I thought about biting down on my tongue, drawing blood, anything to give my grief a body.
Instead, I just rocked there, my palms pressed into the rim of the grave as if I could climb in after her. The wind cut across the hill, slicing through my dress and burning the salt from my skin.
Then, without warning, Caiden was at my side. He didn’t try to pull me up or hush me. He just crouched, steady and silent, and wrapped his arms around me from behind, his hands locked over my ribcage like a tourniquet.
“I can’t do this,” I rasped, voice gone. “I can’t—”
He held me tighter, so tight I thought my bones might fuse together. “You don’t have to,” he whispered. “You’re done. You did it, Amelia. You can let go.”
But I didn’t want to let go. Letting go meant admitting there was nothing left. That every hope, every apology, every impossible wish for my mother’s redemption was already rotting in the ground below me.
I don’t know how long we were like that, kneeling in the mud, the mourners receding to their cars, leaving us alone in the graveyard, the air echoing with my weeps and screams.
The crows watched, heads cocked, unblinking. They did not flinch when my voice tore through the air. Their patience was infinite. They would wait until the end, and then they would feast.
Caiden’s grip never loosened. He held me as if he were the last tree left in a hurricane, and I clung back, breathless and shaking so hard I thought I might pull us both into the earth.
His cheek was pressed to my shoulder, the heat of it anchoring me, the rhythm of his heart steadier than anything I’d ever known. For all the years I’d spent despising him, the paradox was that his arms were the only place I felt safe enough to fall apart.
He didn’t say anything, not at first. He let the storm run through me, let the violence of my grief have its way.
When my lungs finally gave out, I let my head hang. Tears soaked the collar of my dress, leaving snail trails down my throat. I could feel the eyes of the town on us, but for once, I didn’t care.
I tried to say thank you, but the words got stuck somewhere between my ribs and my teeth. He didn’t let go, not even when I tried to peel away.

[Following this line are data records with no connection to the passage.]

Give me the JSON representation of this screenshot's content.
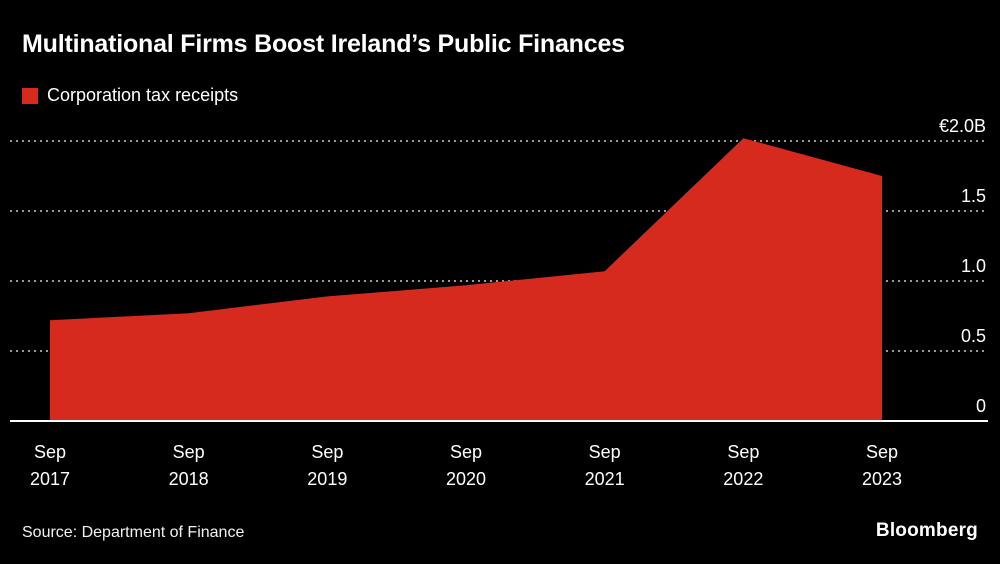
{
  "header": {
    "title": "Multinational Firms Boost Ireland’s Public Finances"
  },
  "legend": {
    "items": [
      {
        "label": "Corporation tax receipts",
        "color": "#d62a1e"
      }
    ]
  },
  "chart_data": {
    "type": "area",
    "title": "Multinational Firms Boost Ireland’s Public Finances",
    "categories": [
      "Sep 2017",
      "Sep 2018",
      "Sep 2019",
      "Sep 2020",
      "Sep 2021",
      "Sep 2022",
      "Sep 2023"
    ],
    "series": [
      {
        "name": "Corporation tax receipts",
        "values": [
          0.72,
          0.77,
          0.89,
          0.97,
          1.07,
          2.02,
          1.75
        ]
      }
    ],
    "values": [
      0.72,
      0.77,
      0.89,
      0.97,
      1.07,
      2.02,
      1.75
    ],
    "unit": "EUR billions",
    "xlabel": "",
    "ylabel": "",
    "ylim": [
      0,
      2.0
    ],
    "y_ticks": [
      {
        "value": 0,
        "label": "0"
      },
      {
        "value": 0.5,
        "label": "0.5"
      },
      {
        "value": 1.0,
        "label": "1.0"
      },
      {
        "value": 1.5,
        "label": "1.5"
      },
      {
        "value": 2.0,
        "label": "€2.0B"
      }
    ],
    "grid": "dotted horizontal, zero baseline solid",
    "legend_position": "top-left"
  },
  "footer": {
    "source": "Source: Department of Finance",
    "logo": "Bloomberg"
  },
  "colors": {
    "background": "#000000",
    "series_red": "#d62a1e",
    "grid": "#9a9a9a",
    "text": "#ffffff"
  }
}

“I made a scene,” I said, pushing my knuckles into my eyes until little galaxies popped behind my lids.
“Yeah,” he said, “but at least it was honest.”
It was Caiden who got me up, wiping my face with the inside of his sleeve, his hands gentle but sure. He didn’t meet my eyes or say anything, just steered me toward the car, leaving behind the casket and the mound of dirt and the last, flickering memory of my mother.
I thought I would feel emptier after the funeral, but the opposite was true.
Grief was a thing with weight, and now that I’d let it out, my chest felt less like a hollow and more like an anchor. I carried it with me, back through the little graveyard, past the stone angels and withered bouquets.
I know how grief played out. Some days it was weightless like the wind, other days it was loud and crippling like the stormy sea during a thunderstorm.
This grief would sit within me like a shadow for eternity, that I knew.